The envelope icon for subcategories denotes an area to pay for your purchases with cash. The reasoning is: cash helps avoid paying with a debit or credit card, where the impact of a purchase isn’t immediately realized. Cash leaving your wallet does help with curbing impulse purchases. I use my credit card for emergencies only. That’s it. If you’re curious, the envelope system is explained really well here. I personally use envelopes for a few of the categories: food, gas, pocket money, and gifts. The rest of the categories we don’t purchase often enough to warrant keeping it in cash. As we need an item, like toiletries, we grab cash accordingly on that given month, buy what we need and are done with it.
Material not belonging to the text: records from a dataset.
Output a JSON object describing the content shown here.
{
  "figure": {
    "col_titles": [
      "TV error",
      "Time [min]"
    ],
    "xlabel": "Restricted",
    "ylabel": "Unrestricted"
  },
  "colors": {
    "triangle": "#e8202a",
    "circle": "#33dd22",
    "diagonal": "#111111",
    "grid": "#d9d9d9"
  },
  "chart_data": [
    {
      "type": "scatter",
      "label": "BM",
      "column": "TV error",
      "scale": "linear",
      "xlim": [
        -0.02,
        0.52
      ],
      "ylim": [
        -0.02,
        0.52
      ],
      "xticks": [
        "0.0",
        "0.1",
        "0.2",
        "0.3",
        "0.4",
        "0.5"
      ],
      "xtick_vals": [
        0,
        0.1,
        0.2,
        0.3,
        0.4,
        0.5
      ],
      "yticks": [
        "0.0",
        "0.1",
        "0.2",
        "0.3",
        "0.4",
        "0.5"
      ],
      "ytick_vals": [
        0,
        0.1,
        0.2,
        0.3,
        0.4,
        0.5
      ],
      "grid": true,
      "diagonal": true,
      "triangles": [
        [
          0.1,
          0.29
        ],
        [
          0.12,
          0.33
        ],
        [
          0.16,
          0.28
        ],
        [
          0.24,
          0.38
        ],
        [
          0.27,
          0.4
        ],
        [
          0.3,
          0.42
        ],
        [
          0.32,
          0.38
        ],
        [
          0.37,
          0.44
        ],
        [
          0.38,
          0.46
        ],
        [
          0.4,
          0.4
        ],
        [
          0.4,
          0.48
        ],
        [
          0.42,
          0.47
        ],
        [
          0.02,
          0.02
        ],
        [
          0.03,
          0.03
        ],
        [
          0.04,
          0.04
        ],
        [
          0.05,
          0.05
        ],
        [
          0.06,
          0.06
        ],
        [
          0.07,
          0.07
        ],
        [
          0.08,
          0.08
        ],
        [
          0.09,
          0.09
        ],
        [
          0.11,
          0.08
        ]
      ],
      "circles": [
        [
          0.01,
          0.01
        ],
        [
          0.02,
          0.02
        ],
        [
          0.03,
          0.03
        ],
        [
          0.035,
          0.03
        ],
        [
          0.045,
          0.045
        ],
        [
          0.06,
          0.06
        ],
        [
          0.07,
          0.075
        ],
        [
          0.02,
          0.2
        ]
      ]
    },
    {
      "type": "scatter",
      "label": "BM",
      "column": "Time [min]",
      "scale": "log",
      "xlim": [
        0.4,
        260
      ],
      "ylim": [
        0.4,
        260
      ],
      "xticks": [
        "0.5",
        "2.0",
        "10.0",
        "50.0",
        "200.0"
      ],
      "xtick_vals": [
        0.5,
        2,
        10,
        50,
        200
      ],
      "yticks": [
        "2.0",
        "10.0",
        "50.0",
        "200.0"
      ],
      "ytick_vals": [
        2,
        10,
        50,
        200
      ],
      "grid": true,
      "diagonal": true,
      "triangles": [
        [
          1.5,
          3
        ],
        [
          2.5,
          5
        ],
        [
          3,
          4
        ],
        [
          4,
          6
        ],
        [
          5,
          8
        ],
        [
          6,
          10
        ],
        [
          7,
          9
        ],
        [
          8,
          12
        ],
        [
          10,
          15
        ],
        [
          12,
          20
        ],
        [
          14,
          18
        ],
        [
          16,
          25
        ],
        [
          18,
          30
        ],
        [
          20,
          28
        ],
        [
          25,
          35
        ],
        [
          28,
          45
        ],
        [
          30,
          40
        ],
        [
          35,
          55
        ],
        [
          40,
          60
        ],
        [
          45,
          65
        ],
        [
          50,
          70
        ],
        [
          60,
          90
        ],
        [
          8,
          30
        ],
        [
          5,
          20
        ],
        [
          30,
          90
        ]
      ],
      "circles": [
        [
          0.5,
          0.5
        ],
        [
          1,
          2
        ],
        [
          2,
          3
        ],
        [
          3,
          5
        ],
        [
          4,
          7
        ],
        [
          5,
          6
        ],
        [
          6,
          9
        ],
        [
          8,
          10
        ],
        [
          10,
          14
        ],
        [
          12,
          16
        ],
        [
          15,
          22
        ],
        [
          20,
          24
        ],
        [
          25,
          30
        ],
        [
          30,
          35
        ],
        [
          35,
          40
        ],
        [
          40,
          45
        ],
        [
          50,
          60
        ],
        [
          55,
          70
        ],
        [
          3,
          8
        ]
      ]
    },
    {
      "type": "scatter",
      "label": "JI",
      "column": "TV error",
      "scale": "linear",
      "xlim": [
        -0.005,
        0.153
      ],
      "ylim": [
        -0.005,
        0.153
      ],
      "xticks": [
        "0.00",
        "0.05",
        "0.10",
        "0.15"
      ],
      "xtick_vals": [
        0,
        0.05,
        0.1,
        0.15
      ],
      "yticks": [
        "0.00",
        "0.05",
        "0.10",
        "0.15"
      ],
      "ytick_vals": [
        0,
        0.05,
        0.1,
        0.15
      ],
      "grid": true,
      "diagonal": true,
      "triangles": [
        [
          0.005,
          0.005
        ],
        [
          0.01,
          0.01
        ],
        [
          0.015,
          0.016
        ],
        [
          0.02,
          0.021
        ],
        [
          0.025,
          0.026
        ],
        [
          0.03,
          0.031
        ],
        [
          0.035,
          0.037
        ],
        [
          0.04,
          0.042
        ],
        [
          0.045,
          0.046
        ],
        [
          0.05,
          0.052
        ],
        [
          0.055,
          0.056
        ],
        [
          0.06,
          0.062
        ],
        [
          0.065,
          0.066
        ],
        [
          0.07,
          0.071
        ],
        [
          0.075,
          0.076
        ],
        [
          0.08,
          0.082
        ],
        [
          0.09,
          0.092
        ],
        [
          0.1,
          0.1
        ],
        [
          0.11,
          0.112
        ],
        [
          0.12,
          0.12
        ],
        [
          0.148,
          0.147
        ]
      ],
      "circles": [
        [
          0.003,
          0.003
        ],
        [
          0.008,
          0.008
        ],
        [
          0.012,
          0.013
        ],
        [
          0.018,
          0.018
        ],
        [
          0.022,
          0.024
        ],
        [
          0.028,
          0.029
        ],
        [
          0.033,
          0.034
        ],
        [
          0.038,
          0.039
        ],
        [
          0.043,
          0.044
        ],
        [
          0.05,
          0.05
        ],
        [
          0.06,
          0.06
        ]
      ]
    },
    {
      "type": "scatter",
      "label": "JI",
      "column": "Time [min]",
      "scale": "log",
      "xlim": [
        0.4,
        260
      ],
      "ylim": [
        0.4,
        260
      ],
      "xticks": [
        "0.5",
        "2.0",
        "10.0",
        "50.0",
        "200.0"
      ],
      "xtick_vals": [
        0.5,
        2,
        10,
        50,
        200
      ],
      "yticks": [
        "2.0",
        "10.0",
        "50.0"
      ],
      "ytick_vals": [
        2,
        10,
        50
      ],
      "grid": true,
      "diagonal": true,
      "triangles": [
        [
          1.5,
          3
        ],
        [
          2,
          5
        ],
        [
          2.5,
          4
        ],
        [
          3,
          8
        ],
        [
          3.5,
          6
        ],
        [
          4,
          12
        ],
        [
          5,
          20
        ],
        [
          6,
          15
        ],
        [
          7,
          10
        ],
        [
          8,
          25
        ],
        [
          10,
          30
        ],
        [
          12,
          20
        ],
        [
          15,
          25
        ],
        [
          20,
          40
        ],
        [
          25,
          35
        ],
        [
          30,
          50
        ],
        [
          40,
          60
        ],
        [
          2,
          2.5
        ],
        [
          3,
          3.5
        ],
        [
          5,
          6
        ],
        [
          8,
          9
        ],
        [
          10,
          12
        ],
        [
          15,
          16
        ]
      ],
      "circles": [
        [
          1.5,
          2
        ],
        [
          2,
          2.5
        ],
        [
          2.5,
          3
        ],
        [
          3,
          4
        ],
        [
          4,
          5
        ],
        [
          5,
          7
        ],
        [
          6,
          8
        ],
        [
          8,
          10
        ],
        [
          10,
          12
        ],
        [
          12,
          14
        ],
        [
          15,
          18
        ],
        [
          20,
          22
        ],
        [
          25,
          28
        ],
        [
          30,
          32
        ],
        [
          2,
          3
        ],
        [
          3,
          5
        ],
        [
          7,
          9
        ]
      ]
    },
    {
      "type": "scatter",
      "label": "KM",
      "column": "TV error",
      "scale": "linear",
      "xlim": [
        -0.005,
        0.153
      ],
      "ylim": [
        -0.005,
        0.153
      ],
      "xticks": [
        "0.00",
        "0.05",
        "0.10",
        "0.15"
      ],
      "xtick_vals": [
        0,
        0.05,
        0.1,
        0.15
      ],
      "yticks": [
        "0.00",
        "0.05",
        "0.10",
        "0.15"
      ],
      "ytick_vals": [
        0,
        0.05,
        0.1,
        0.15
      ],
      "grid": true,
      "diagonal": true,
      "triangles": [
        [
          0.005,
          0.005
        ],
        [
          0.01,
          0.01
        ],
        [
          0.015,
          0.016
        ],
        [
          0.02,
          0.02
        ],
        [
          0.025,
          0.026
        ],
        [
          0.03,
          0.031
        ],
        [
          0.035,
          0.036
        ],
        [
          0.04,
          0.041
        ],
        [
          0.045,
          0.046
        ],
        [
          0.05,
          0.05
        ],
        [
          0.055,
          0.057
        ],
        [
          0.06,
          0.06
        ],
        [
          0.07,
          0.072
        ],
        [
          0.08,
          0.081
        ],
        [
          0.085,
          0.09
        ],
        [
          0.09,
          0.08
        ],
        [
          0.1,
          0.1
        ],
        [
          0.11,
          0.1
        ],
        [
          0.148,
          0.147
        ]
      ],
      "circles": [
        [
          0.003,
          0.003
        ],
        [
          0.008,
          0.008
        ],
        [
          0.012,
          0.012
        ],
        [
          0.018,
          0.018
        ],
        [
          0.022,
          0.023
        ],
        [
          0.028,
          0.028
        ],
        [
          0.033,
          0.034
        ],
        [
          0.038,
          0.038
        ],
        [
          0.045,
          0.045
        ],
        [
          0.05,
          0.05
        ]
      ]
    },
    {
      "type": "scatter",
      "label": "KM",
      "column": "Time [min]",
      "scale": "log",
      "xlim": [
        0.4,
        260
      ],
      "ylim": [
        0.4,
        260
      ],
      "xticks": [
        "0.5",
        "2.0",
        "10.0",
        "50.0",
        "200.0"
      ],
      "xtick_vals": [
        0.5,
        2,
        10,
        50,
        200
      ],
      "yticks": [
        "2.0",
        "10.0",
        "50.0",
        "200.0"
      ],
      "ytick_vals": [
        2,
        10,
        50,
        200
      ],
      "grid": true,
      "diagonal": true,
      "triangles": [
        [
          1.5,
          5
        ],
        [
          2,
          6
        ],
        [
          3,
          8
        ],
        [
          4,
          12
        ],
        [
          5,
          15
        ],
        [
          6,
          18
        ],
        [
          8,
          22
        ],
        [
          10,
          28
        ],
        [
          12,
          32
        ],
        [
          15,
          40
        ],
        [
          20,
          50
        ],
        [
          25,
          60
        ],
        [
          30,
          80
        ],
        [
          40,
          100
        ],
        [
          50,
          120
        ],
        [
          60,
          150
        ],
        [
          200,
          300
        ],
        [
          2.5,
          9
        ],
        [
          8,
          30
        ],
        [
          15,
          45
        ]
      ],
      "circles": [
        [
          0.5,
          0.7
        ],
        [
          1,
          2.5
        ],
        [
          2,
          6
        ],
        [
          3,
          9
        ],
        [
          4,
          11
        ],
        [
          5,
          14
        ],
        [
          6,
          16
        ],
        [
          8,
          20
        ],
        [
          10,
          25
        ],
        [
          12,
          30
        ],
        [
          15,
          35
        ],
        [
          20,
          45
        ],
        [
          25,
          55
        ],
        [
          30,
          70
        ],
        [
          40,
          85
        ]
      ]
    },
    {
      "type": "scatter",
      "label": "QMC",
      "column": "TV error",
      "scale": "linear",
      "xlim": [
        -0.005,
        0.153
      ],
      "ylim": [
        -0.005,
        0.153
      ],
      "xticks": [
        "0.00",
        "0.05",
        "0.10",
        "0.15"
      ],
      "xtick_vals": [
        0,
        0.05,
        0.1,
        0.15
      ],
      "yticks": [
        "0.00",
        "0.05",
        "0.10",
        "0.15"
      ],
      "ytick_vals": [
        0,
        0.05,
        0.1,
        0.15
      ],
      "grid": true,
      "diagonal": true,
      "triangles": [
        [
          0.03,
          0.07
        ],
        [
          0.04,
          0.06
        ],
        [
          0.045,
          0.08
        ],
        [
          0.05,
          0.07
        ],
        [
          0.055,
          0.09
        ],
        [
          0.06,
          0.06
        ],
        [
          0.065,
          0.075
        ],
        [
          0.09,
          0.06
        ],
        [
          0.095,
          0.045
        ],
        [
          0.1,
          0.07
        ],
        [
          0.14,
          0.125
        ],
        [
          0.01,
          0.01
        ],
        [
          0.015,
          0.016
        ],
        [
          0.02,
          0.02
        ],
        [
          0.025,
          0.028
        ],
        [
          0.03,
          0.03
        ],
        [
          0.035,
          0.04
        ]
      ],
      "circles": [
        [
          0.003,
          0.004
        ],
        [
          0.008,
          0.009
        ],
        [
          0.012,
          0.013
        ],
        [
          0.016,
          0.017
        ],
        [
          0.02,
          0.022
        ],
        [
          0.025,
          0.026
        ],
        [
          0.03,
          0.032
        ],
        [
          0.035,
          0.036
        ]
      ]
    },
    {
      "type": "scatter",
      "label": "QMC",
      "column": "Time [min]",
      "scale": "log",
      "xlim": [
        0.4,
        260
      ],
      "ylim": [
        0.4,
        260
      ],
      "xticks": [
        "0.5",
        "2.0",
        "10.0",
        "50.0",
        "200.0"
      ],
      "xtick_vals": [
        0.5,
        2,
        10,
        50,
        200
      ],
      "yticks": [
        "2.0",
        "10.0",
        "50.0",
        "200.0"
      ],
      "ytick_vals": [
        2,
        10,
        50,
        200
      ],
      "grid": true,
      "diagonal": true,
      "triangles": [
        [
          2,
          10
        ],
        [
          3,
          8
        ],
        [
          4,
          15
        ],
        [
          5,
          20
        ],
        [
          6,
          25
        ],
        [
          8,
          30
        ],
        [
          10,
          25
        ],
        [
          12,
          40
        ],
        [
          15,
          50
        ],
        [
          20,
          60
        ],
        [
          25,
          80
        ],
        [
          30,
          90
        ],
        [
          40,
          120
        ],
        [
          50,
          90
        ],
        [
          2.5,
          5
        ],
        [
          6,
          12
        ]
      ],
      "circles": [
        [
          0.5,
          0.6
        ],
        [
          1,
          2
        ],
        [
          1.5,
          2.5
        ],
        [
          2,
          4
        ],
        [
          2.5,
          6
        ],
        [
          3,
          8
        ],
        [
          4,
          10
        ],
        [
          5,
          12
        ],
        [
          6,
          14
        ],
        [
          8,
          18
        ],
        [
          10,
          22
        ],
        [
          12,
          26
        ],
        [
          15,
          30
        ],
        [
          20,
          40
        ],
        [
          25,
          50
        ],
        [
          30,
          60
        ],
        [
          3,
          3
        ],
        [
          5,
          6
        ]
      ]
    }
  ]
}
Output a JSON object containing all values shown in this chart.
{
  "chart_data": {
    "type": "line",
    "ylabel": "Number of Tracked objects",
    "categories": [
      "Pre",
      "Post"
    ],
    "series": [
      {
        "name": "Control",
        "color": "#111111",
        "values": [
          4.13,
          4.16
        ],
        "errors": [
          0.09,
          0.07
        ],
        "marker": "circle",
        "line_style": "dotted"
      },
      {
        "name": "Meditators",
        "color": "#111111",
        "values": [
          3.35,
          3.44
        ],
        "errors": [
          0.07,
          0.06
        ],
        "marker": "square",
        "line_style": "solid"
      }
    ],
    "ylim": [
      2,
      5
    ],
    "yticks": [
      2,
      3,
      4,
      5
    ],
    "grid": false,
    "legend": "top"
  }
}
The end goal: we add up all the categories, then subtract it from our total take home pay. It should end up with zero. As the month goes on, we keep track of purchases, and pay attention to what’s in the envelopes. What’s next? At the end of the month, we go back in and double check what we actually spent in a given month. We did this usually when we were first starting a budget, or we were reevaluating our current budget or goals. An important piece, is: you do NOT, take money from one envelope to pay for something in another category. If this happens, reevaluate your budget at that month, and see if you’re under-budgeted on something like food, or if you’re over-budgeted somewhere else. Which brings me back to
This all doesn’t happen in the blink of an eye. After a few months of troubleshooting my monthly spending, and getting an emergency nest-egg (which you don’t touch under any circumstances, except for emergencies!), I was ready to start tackling my debt using a snowball method.
Protip: you’re pushing the snowball (your debt) down the hill, not running away from it. That’s the premise here.
Finishing the baby steps and learning how to walk…
After getting a good monthly budget, and my emergency fund stocked, it was time to pay down my debts. I knew how much I could throw to my debt on a given month. So I did just that. I consolidated my loans for a more competitive rate. I took on no additional consumer debt, and avoided using my credit cards. Long story short, by sticking to my habits, living frugally and responsibly, I had paid off all my debt by 2013. I still enjoyed life, traveled a bit, spent time with friends, celebrated special occasions and holidays. There may have been instances where I still overstretched my budget from time to time, because no one is perfect. But we were finally on the path to financial freedom.
I want to cover more, but I think this post could drag on if I did. So, I’ll revisit some of the later steps and incorporate some other resources we’ve used in our pursuit of financial independence. Again, I hope you don’t take this as a one-size-fits-all approach, but if you adhere to some of these principles, I think you can find ways to make your money work for you, and not the other way around. Thank you for reading, and hope to see you tomorrow!